Plans for Medicare payment overhaul receive mixed reviews


HHS announced ambitious goals for the healthcare industry Monday, stating it wants 50 percent of Medicare payments based on how well patients are cared for by 2018, which was the first time in the history of the Medicare program such explicit goals have been set for alternative payment models.

By 2016, the benchmark is to have 30 percent of all Medicare provider payments fall under an alternative model, which includes accountable care organization, patient-centered medical homes or bundled payments.

The department's second goal is for "virtually all" Medicare fee-for-service payments to be tied to quality and value. This amount to 85 percent in 2016 and then 90 percent in 2018.

The announcement has received both positive and unfavorable reviews and left some in the healthcare industry wanting more information on how the targets laid out in HHS' plan will be achieved.

Scott Becker, JD, CPA, publisher of Becker's Hospital Review and chairman of the healthcare department at McGuireWoods, recognizes the serious outcomes the overhaul may have. "I think if this happens it will have a draconian effect on all small and mid-size hospitals, health systems and providers." he says. "The largest providers, who can absorb the changes and take on population health, will fare fine. The small and mid-size providers will face further harm from such substantial changes in payment methods. They are already struggling to survive. Actions like this heavily favor the larger systems and are grist for more consolidation."

Concerning HHS' plan, Mr. Becker also says, "This may in part be a political salve aimed at getting more providers interested in a single-payer system — i.e. Medicare for all. Most mid-size and small providers would anticipate serious negative consequences from the approach set forth by CMS and might view a single-payer system as a good alternative to this. It reminds me of the old adage about hitting someone over the head. If you hit them for long enough, they say thank you for stopping here. This plan is another shot across the bow at smaller and mid-size providers of all types. They may just be thankful to stop being hit."

Regarding the payment overhaul, CMS said the change is being made to push the healthcare industry "toward greater value-based purchasing — rather than continuing to reward volume regardless of quality of care delivered," and Igor Belokrinitsky, partner with Strategy&, believes HHS' plan is going to give providers the push they need.

"A lot of the systems we work with struggle with not knowing when to transform and make changes for the future," he says. "A lot of them have said, 'Once 50 percent of payments are value-based, that will be enough to push us over the edge and get us to change the way we provide care.' And this will get them past the tipping point."

Although Mr. Belokrinitsky is excited about the announcement, he believes HHS' overhaul plan is lacking in some areas. "[The plan] sets a very noble and a very necessary goal, but it doesn't necessarily tell health systems how to get there," he says.

In the plan announcement, HHS said investments in alternative payment models created under the Patient Protection and Affordable Care Act, including accountable care organizations and bundled payments, will help the overhaul goals be achieved. However, the Medicare ACO programs have been met with mixed success so far.
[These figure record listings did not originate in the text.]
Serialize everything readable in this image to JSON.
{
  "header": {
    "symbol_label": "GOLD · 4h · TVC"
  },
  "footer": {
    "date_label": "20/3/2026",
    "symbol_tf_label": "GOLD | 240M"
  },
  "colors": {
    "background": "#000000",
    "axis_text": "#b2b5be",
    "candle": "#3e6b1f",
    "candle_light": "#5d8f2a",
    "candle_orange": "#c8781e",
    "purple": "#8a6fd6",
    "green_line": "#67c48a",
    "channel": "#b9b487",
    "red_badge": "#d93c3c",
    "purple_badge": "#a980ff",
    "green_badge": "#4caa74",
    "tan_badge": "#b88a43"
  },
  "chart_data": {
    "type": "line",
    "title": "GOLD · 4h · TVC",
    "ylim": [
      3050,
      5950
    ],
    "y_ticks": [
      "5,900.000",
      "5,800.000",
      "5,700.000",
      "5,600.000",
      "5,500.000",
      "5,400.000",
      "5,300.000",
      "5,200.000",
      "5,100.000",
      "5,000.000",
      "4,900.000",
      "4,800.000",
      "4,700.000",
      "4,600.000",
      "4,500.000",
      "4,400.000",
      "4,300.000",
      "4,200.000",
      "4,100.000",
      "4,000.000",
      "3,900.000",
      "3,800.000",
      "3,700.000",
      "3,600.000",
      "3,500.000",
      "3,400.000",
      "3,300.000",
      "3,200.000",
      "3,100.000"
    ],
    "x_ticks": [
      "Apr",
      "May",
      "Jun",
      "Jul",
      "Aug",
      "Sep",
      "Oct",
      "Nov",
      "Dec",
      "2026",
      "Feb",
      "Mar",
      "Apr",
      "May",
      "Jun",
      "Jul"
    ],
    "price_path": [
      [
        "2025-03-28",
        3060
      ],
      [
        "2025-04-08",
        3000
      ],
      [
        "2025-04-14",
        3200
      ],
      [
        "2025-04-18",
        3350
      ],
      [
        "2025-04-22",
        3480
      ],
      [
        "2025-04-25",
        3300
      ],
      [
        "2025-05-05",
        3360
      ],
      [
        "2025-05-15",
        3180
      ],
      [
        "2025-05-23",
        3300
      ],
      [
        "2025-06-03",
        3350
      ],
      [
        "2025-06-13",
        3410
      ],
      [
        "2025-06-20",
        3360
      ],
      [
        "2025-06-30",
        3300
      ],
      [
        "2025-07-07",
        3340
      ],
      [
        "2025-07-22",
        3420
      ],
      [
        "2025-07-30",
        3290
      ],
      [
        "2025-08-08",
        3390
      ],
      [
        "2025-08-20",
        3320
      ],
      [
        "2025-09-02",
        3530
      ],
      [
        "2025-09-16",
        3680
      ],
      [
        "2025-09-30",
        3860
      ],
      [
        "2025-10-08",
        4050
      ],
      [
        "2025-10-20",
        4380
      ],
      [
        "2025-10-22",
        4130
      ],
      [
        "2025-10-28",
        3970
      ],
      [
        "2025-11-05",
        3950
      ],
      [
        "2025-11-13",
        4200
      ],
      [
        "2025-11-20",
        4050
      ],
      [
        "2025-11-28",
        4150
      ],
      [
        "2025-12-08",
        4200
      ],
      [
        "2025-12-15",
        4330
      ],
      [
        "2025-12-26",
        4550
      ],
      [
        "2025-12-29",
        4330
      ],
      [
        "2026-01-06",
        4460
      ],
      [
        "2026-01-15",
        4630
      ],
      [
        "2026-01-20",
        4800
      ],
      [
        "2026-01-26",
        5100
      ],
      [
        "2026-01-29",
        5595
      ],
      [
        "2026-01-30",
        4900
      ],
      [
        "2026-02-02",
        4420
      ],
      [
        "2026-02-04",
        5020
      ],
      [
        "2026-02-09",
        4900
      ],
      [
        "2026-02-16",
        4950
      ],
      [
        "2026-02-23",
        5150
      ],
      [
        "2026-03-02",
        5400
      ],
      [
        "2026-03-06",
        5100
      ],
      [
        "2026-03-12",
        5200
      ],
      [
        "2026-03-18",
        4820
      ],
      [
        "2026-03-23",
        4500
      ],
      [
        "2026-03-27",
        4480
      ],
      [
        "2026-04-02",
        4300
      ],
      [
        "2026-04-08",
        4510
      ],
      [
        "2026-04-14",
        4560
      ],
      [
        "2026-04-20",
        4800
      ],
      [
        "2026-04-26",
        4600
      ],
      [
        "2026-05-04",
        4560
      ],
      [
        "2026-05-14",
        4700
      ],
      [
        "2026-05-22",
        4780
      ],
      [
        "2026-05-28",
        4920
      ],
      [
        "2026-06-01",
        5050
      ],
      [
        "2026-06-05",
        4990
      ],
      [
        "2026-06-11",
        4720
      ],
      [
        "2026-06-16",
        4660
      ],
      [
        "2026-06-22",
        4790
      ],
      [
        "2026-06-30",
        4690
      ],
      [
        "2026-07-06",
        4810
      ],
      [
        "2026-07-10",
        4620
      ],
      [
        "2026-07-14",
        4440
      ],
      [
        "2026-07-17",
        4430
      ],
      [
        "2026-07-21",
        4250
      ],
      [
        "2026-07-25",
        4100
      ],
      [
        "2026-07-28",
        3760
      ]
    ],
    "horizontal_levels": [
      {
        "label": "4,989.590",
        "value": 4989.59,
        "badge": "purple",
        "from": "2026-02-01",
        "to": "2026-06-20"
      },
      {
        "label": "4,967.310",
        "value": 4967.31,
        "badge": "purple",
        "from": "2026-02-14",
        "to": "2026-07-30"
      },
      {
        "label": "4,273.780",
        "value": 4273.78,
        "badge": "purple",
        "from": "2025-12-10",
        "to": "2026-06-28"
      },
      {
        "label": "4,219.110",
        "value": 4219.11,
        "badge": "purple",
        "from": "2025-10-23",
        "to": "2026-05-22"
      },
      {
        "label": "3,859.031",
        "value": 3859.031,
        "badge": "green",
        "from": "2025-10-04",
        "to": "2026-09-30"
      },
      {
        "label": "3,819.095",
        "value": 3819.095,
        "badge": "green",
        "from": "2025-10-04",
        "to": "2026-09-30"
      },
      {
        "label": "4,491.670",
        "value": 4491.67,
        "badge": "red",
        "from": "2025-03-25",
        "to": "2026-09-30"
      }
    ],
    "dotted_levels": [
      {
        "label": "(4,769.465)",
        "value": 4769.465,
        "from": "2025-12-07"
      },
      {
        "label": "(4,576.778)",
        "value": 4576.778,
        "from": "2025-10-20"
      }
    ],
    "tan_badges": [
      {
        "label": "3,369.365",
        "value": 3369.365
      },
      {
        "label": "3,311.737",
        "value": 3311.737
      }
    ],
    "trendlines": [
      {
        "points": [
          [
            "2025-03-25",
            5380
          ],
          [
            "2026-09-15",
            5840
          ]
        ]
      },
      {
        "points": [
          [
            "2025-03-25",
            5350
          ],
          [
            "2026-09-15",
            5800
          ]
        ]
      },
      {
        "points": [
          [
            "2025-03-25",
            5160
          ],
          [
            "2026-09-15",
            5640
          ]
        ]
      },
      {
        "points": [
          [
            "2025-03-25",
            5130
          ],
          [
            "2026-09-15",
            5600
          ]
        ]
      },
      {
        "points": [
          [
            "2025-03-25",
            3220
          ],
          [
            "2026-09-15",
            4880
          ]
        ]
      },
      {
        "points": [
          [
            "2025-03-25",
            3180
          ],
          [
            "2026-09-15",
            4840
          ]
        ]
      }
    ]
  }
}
HHS also seeks to have 85 percent of all traditional Medicare payments tied to quality or value by 2016 through initiatives such as the Hospital Value Based Purchasing Program and the Hospital Readmissions Reduction Program, with the number increasing to 90 percent in 2018. However, less than 800 of the 1,714 hospitals that qualified for bonuses under the VBP program in 2015 will receive their bonuses due to being penalized through other Medicare quality programs focused on reducing readmissions and lowering the rate of hospital-acquired conditions. 

Now that HHS has set the targets for the shift away from fee-for-service care, Mr. Belokrinitsky asks, "What are the programs that are going to get us there?" Along with Medicare quality programs cancelling out bonuses for providers, Mr. Belokrinitsky says some of the programs "only go skin deep" and "don't get into the fundamental transformation into how care is delivered."

Josh Seidman, vice president of payment and delivery reform at research firm Avalere Health, sees HHS' goals as "ambitious but realistic" given the groundwork the agency has already laid for value-based payments. To him, the announcement demonstrates the move away from turnstile medicine. "Over time, all providers will need to perform will on quality metrics to see favorable compensation. Increasingly, providers will also have to transition from a reactive approach — treating sick people when they seek help — to a proactive approach — trying to help manage their health to prevent acute needs."

American Medical Association President Robert Wah showed support for the overhaul plan by saying the plan is aligned with the AMA's commitment to providing "innovative care delivery reform that will promote high-quality and efficient care for our nation's seniors who count on Medicare, while reducing administrative and regulatory burdens physicians face today." Like Mr. Belokrinitsky, Mr. Wah is also looking forward to hearing more details about the plan.